The self arises when the individual takes the attitude of the generalized other toward herself. This internalization of the generalized other occurs through the individual's participation in the conservation of significant symbols and in other socialization processes.The self then is of great value to organized society: the internalization of the conservation of significant symbols and of other interactional symbolic structures allow for the super coordination of society as whole and for the increased efficiency of the individual as a member of the group. The generalized other is a major instrument of social control; it is the mechanism by which the community gains control over the conduct of its individual members. Social control is the expression of the 'me' over against the expression of the 'I'.

The genesis of the self in social process is thus a condition of social control. The self is a social emergent that supports the cohesion of the group individual will is harmonized by means of a socially defined and symbolized reality with social goals and values. Thus there are two dimensions of Mead's theory of internalization: The internalization of the attitudes of others toward oneself and toward one another.

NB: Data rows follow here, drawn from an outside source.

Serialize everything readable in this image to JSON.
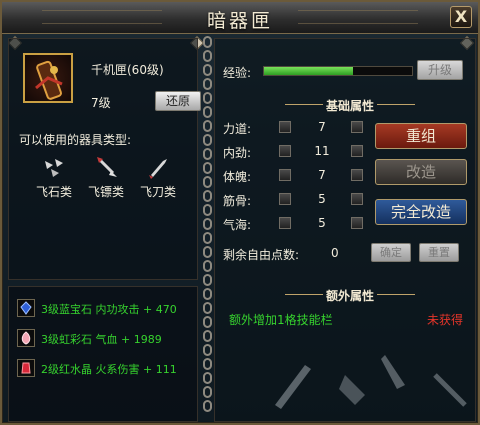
{
  "window": {
    "title": "暗器匣",
    "close_label": "X"
  },
  "item": {
    "name": "千机匣(60级)",
    "level": "7级",
    "restore_label": "还原"
  },
  "types": {
    "label": "可以使用的器具类型:",
    "list": [
      {
        "name": "飞石类",
        "icon": "flying-stone-icon"
      },
      {
        "name": "飞镖类",
        "icon": "dart-icon"
      },
      {
        "name": "飞刀类",
        "icon": "throwing-knife-icon"
      }
    ]
  },
  "gems": [
    {
      "text": "3级蓝宝石 内功攻击 + 470",
      "icon": "sapphire-icon",
      "color": "#2f5fd6"
    },
    {
      "text": "3级虹彩石 气血 + 1989",
      "icon": "rainbow-stone-icon",
      "color": "#f4a6b4"
    },
    {
      "text": "2级红水晶 火系伤害 + 111",
      "icon": "red-crystal-icon",
      "color": "#d8283a"
    }
  ],
  "exp": {
    "label": "经验:",
    "progress": 0.6,
    "upgrade_label": "升级"
  },
  "base_attrs": {
    "title": "基础属性",
    "rows": [
      {
        "label": "力道:",
        "value": "7"
      },
      {
        "label": "内劲:",
        "value": "11"
      },
      {
        "label": "体魄:",
        "value": "7"
      },
      {
        "label": "筋骨:",
        "value": "5"
      },
      {
        "label": "气海:",
        "value": "5"
      }
    ],
    "free_points_label": "剩余自由点数:",
    "free_points": "0",
    "confirm_label": "确定",
    "reset_label": "重置"
  },
  "actions": {
    "regroup": "重组",
    "modify": "改造",
    "full_modify": "完全改造"
  },
  "extra_attrs": {
    "title": "额外属性",
    "text": "额外增加1格技能栏",
    "status": "未获得"
  },
  "colors": {
    "exp_green": "#2e9e23",
    "extra_green": "#36d22e",
    "status_red": "#e5352a",
    "border_gold": "#caa043"
  }
}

The internalization of the attitudes of others toward the various phases or aspects of the common social activity or set of social undertakings in which as members of an organized society or social group they are all engaged. The self then has reference not only to others but to social projects and goals and it is by means of the socialization process (the internalization of the generalized other through language, play and the game that the individual is brought to assume the attitudes of those in the group who are involved with him in his social activities.